Juan Xie, Zhu Tian, Xinyuan Liu, Xiaoli Yu, Xi Hu, Kai Liu
Abstract
Open AccessThe C-reactive protein-albumin-lymphocyte (CALLY) index is a novel composite biomarker integrating nutritional, immune, and inflammatory statuses, which may offer significant prognostic value for chronic diseases. Given the multifactorial nature of diabetes mellitus, involving nutrition imbalance, immune suppression, and chronic inflammation, this study aimed to evaluate the prognostic significance of the CALLY index for all-cause mortality in diabetic patients. We analyzed data from 3988 diabetic patients aged ≥ 40 years from the National Health and Nutrition Examination Survey from 1999 to 2010. Weighted Cox proportional hazards models, Kaplan-Meier survival analyses, and smoothed curve fitting were conducted to examine associations between the CALLY index and mortality risk.
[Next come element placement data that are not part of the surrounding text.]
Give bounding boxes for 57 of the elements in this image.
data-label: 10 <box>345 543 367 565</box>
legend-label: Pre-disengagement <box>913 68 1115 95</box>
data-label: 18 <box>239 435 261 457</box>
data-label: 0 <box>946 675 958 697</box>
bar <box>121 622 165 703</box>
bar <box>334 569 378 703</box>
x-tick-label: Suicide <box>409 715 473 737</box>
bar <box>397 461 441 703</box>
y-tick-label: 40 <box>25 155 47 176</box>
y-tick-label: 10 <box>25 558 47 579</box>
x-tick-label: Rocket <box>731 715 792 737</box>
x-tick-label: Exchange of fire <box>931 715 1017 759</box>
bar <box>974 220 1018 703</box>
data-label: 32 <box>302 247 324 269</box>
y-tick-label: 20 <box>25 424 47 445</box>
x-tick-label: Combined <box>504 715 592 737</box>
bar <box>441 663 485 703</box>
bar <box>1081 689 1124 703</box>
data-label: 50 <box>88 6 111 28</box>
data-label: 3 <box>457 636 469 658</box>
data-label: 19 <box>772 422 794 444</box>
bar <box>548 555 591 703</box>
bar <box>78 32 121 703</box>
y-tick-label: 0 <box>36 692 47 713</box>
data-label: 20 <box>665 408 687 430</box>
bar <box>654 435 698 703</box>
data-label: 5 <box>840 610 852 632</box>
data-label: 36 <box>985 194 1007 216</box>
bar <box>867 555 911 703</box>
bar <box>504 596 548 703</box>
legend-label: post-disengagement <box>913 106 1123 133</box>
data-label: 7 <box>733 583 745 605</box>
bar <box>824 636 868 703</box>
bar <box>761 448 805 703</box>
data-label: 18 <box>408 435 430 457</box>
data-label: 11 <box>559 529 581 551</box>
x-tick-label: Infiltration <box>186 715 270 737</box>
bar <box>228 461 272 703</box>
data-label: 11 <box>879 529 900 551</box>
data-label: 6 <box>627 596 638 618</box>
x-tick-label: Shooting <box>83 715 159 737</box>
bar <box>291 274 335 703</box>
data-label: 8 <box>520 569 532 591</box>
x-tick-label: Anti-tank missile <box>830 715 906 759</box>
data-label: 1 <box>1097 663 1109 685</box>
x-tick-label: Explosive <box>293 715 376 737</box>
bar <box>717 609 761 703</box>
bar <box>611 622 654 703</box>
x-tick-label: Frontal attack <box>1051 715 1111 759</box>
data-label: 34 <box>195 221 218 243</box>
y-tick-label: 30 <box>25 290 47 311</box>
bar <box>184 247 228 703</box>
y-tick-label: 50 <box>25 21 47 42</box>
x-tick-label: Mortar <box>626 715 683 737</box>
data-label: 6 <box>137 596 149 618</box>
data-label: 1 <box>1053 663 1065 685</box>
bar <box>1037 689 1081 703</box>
The predictive performance was evaluated by the area under curve the receiver operating characteristic curve. During a median follow-up of 131 months, 1821 deaths occurred (weighted mortality: 41.7%). After full adjustments, each 1-unit increase in ln-transformed CALLY was associated with a 15% reduction in all-cause mortality risk (HR = 0.85, 95% CI: 0.81-0.90, P < .0001). Kaplan-Meier analysis demonstrated significantly greater survival with higher CALLY indices (P < .0001). Smooth curve fitting showed a nonlinear negative correlation between CALLY index and mortality. CALLY exhibited superior predictive accuracy (area under curve = 0.821) compared to traditional inflammatory indices (systemic immune-inflammatory index, platelet-to-lymphocyte ratio, neutrophil-to-lymphocyte ratio). Higher CALLY index is significantly associated with lower all-cause mortality among diabetic patients aged ≥ 40 years. As a simple, cost-effective biomarker, the CALLY index may enhance clinical prognostic assessment and facilitate individualized patient management in diabetes care.